Kiedyś pisałem o typowym przedpołudniowym paśmie telewizyjnym, jakie tam chore audycje nadają, a w większości kierowane są do starszych pokoleń. Otóż od niedawna w tym paśmie pojawiły się dość tłumnie seriale-tasiemce produkcji tureckiej. To dość zadziwiająca inwazja, bo wcześniej było niesamowitą rzadkością spotkanie jakiegoś filmu z Turcji. Chodzi tu o kilka stacji o zasięgu ogólnokrajowym, darmowych w ramach cyfrowej platformy naziemnej. I tak od poniedziałku do piątku TVP1 nadaje seriale „Tysiąc i jedna noc” oraz „Wspaniałe stulecie” (ten serial wskoczył w pasmo przerwanej po 20 latach emisji serialu „Moda na sukces”) i to dwa razy dziennie, żeby ktoś mógł załapać się na powtórkę, jeśli nie obejrzał premiery.

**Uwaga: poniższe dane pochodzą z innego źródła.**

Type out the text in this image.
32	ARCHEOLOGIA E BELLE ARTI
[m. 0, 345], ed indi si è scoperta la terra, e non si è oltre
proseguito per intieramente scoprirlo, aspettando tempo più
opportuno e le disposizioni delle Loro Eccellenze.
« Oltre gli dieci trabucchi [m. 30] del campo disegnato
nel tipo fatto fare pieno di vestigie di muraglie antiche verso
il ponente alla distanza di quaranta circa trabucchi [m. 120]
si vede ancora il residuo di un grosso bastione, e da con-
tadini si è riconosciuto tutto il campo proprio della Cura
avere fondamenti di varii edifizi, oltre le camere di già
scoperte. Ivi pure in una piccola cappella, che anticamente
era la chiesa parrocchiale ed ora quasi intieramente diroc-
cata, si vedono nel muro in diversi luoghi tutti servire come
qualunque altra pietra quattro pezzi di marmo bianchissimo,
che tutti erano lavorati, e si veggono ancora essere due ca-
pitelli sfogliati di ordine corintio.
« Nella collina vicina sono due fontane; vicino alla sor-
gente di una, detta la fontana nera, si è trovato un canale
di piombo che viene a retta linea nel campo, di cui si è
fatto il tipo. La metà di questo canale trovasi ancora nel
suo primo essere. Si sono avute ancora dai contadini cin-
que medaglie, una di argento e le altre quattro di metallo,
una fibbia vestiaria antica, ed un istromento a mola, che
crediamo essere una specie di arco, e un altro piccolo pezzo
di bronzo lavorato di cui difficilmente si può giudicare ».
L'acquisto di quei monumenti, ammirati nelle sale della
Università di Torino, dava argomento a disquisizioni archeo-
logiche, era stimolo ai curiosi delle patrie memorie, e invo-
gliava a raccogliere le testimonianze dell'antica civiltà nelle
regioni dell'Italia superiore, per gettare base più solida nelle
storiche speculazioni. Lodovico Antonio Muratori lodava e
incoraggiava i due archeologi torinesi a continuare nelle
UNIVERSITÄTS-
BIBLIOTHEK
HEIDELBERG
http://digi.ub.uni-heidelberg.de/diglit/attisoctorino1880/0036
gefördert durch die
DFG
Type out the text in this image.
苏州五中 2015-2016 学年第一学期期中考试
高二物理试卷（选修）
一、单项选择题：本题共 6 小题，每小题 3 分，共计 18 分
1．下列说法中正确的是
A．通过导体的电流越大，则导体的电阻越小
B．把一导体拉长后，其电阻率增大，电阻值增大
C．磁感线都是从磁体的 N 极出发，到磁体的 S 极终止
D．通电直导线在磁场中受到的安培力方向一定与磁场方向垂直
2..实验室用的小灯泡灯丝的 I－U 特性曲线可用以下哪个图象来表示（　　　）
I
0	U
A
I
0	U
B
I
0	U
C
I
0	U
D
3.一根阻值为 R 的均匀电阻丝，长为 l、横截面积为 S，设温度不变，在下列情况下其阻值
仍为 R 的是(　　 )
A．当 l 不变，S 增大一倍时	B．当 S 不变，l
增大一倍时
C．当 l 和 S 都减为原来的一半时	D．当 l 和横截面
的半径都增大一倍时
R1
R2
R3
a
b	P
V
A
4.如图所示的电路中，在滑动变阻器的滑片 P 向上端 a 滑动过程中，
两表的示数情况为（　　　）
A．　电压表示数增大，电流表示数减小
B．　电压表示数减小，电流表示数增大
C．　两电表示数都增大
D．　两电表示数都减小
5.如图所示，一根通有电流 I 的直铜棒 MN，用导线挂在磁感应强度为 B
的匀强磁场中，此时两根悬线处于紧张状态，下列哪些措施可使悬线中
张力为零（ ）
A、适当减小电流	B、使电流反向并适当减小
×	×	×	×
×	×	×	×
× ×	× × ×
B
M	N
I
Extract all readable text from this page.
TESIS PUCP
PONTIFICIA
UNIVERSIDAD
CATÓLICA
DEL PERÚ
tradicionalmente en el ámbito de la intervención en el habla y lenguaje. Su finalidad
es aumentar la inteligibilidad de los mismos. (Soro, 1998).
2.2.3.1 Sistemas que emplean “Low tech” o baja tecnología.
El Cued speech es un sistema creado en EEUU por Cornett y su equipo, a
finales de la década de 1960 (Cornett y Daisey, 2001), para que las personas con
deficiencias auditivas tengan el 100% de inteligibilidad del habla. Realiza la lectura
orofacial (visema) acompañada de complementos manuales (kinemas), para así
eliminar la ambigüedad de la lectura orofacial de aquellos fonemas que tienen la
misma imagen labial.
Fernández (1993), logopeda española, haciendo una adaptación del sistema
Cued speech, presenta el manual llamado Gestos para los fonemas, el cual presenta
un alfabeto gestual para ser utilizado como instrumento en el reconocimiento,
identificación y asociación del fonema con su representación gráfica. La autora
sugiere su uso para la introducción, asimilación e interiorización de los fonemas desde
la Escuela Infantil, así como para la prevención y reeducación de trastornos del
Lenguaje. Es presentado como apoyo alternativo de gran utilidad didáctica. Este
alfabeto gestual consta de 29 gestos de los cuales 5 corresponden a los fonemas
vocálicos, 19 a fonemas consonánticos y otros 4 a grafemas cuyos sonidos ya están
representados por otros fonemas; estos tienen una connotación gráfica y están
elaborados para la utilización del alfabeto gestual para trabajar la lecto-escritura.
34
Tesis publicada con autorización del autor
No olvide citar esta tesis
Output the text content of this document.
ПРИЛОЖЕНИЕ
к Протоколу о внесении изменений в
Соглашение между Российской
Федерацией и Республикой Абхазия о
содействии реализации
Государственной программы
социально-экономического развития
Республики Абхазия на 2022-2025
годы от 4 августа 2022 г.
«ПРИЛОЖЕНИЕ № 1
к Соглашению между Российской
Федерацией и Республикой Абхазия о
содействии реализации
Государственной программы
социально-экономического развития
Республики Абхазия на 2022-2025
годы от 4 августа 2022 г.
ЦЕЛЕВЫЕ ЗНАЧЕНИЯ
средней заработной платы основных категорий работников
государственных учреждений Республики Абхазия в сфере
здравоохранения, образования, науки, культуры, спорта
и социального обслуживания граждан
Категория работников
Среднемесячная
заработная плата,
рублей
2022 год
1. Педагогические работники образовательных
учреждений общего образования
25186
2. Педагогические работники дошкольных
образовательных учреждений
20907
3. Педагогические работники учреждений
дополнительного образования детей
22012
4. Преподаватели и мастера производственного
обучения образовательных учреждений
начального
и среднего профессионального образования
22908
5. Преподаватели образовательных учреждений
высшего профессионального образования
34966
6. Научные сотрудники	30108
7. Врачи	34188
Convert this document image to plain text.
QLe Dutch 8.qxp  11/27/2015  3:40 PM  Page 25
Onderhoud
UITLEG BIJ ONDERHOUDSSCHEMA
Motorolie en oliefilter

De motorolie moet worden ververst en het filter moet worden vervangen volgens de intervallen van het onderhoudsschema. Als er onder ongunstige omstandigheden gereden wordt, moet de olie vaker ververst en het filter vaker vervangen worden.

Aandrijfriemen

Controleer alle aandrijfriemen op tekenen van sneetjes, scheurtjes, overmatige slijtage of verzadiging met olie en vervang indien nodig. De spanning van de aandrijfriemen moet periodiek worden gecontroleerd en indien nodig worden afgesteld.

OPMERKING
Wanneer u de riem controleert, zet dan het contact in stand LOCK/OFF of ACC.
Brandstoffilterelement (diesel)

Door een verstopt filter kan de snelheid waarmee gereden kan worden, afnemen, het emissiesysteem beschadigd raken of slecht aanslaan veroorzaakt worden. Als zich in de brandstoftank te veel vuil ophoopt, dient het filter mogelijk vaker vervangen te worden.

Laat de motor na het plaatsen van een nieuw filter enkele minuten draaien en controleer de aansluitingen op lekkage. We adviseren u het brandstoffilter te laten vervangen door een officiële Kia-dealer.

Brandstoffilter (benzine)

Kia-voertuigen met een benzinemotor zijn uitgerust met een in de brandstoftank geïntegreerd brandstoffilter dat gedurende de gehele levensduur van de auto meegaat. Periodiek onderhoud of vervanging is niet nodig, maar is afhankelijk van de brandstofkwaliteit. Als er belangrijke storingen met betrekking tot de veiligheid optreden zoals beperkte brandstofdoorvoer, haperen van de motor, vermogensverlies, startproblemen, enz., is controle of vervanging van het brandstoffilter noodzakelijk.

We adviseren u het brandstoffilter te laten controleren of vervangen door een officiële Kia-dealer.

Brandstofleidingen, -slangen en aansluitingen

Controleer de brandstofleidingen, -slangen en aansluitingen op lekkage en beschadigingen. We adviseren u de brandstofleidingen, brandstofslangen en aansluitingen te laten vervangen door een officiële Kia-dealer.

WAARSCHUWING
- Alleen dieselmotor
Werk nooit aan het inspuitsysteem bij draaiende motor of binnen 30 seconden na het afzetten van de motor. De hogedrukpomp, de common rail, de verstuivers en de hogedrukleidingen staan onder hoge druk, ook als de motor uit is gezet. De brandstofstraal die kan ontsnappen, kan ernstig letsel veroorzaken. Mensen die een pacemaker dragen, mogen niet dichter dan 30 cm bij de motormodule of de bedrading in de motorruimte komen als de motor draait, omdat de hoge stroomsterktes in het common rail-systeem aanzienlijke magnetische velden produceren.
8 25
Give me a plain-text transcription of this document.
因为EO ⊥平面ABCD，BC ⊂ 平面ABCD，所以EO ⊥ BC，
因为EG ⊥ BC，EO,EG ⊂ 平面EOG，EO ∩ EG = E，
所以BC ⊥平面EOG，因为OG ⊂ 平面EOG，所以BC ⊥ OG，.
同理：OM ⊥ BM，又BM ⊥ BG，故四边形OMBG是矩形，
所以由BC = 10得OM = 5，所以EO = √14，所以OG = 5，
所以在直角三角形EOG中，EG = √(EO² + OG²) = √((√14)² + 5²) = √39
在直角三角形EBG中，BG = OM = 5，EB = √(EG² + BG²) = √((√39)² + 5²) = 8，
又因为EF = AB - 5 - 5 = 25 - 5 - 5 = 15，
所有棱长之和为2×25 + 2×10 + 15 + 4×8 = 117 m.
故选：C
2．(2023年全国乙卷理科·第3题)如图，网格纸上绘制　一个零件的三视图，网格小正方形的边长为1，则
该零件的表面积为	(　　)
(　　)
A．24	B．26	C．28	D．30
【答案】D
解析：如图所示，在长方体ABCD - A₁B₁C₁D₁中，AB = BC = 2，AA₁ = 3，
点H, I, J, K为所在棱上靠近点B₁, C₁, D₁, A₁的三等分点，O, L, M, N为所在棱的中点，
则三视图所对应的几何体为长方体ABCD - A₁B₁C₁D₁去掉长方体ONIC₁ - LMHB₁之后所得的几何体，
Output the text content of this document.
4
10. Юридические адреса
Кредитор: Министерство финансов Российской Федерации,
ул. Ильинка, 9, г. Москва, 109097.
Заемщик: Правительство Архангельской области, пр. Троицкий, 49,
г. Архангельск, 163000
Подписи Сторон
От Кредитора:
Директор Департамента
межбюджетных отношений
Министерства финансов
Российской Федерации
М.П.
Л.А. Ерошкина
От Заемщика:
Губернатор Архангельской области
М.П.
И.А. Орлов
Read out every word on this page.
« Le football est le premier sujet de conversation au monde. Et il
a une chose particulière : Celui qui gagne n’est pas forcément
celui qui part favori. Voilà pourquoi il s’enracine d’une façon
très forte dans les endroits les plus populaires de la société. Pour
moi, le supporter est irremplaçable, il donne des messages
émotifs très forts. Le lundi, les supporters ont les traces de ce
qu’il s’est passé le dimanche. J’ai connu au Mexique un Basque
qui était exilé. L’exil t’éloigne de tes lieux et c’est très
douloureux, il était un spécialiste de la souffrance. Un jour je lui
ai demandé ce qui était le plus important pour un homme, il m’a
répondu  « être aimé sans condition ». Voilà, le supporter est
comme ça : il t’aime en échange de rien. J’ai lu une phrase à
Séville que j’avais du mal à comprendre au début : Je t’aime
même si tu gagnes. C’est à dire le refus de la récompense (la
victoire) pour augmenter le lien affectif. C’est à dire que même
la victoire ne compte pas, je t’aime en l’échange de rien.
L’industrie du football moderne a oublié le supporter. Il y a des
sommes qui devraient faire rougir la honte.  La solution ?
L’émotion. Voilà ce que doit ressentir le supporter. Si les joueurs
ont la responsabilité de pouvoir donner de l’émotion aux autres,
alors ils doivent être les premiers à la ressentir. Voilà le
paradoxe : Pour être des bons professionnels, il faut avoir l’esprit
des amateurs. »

Na TVP2 nadają serial „Imperium miłości”, a na kanale TV Puls „To moje życie” – seriale te mają pokazać, że nie ma się czego obawiać, że Turcja to w sumie przyjazny kraj, a ich inna kultura nie jest taka znów nieznana. Czy aby to też tylko wydumane zmiany w mediach i kolejna wyssana z palca teoria spiskowa?